Remember getting invited to a friend’s birthday party when you were a kid? Remember feeling so excited to get to see your friends, do something special and have birthday cake? It was such a blast!
How about now? How do you feel when your child gets invited to a birthday party? Excitement? Dread? Mix of both? Last weekend, my kids were invited to a friend’s party and they were super excited to go. While I was there, I was chatting with one of the dads who said, “My social life is bringing my kids to parties. We have three today and another one tomorrow.” I laughed because four seemed like a record weekend and yet I could easily see how that could happen.
Like it or not, the birthday party circuit is a part of your life as a parent. There’s tons of advice out there on how to reduce the stress of planning and throwing a party—but how about managing all the birthday party attendance that becomes part of your life as a parent? Yes, you can take the stress out of going to birthday parties and having fun going to them, too!
If you have younger kids, know that tagging along on the birthday circuit doesn’t last forever. My oldest is 10 years old and his parties are all of the drop-off variety these days, which has opened up a whole different kind of reality. Last month, I ran into some friends who were out on a date night while their kids were both at simultaneous birthday parties. Living the dream! If the stars ever align like that for us, I’ll be pretty excited. But in the meantime, I also really do like doing the birthday party thing and look forward to going to them. Once both my kids are older, I think I’ll genuinely miss it.

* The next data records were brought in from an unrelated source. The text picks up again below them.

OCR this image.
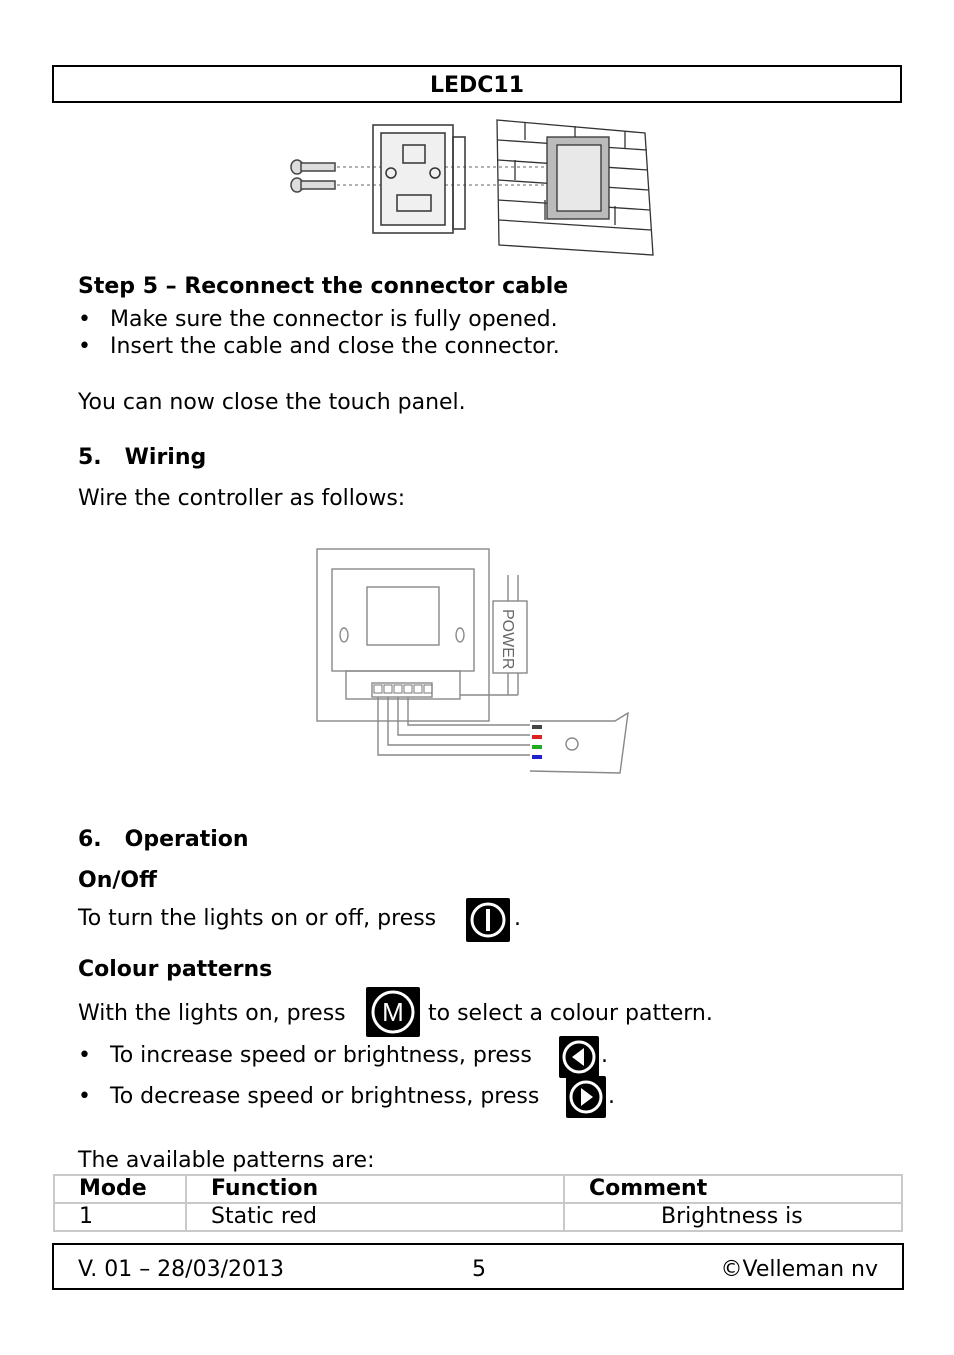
LEDC11
Step 5 – Reconnect the connector cable
• Make sure the connector is fully opened.
• Insert the cable and close the connector.
You can now close the touch panel.
5.   Wiring
Wire the controller as follows:
POWER
6.   Operation
On/Off
To turn the lights on or off, press	.
Colour patterns
With the lights on, press M to select a colour pattern.
• To increase speed or brightness, press	.
• To decrease speed or brightness, press	.
The available patterns are:
Mode	Function	Comment
1	Static red	Brightness is
V. 01 – 28/03/2013	5	©Velleman nv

What’s so great about birthday parties, anyway? Here’s what I think.
Birthday parties offer a chance to see your kids hanging out with their friends.
I long to be a fly on the wall when my kids are at school to be able to watch them and play with their friends. It’s one of my favorite parts of hosting playdates and a great chance to see a part of their world that I might not normally get to see. Parties let you do all that and get to know their buddies and see them together.
You get to connect with other parents in your community.
I love talking to fellow parents. At this last party, I had a great conversation with another mom about why she chose to send her kids to the schools they were going to and I really learned a lot. I genuinely find these conversations fascinating and a great way to meet parents within our school and neighborhood, trade information and make parent friends.
Your kids learn how to be a good guest.
My kids look forward to these times because of all the fun naturally. But I think it’s also great for them to learn how to be generous and thoughtful about their friends. They learn how to be a good guest. We try to teach our kids about giving and generosity in other ways too but this might be one of the most tangible ways that they learn to do that.
So, how do you maximize the fun and cut back on the stress? Here are my seven best tips for how to have more fun at your next kids’ birthday party.
Plan Your Savvy Birthday Party Circuit Strategy
1. Find your magic number. How many parties are too many parties? Through trial and error, figure out what works best for your family and politely decline the ones that go over your number. For our family, I have learned over the years that we can do one birthday party a weekend and have a blast—any more than that and things start to come apart at the seams. For a special circumstances we might break that rule, but generally we try to hold to it—and we’re all happier because of it. But your family may be different. Maybe you’re like the dad I talked to and four is great for you. Find your sweet spot as a family and try to stick to that.
2. Divide and conquer. If you’re co-parenting and only one partner goes to the party, the other one can do something else and relieve you at another point. One of you may enjoy the birthday party scene and the other not so much. Or if you know another family that is invited too, carpooling might save time and energy.
Tackle All Those Gifts Like a Boss
3. Stock up on birthday cards. If your kids don’t like making cards and you don’t want to have to run to Target just to buy yet another a birthday card, stock up on gender neutral birthday cards ahead of time.
4. Keep some gift cards towards experiences on hand. My son once got a pair of movie tickets as a birthday gift and loved it—so now, we often like to give those as gifts to others. Other experience-type activities that are great are gift certificates to a local frozen yogurt place, ice cream shop or kids bookstore. Another upside with these kinds of gifts is that there is no wrapping required! Just stick it in the card.
5. Save yourself a trip to the store. If buying a gift, put your Amazon account to use and order it as soon as you RSVP so you aren’t scrambling with that last-minute Target run.
Party Like a Pro With Your Kids
6. Talk through expectations. You can remind your kids about wishing the host happy birthday and thanking them for the invitation. If you think there’s something at the party they may struggle with—taking turns, watching someone else open gifts, not being the one who gets to blow out the candles—talk about it ahead of time. While having these talks don’t guarantee these issue won’t surface at the party, they’re good to have regardless.
7. Ask a follow-up question. After a party, I really like asking my kids not just if they had fun but also asking them how they were a good friend or demonstrated kindness to others. Over time, I think this helps them learn that it’s nice to have a good time but that it’s also really important to be kind and celebrate others. If I noticed them doing those things, I point them out too.
Do you love or hate the birthday party circuit? What are your tips on how to take the stress out of juggling multiple birthday parties?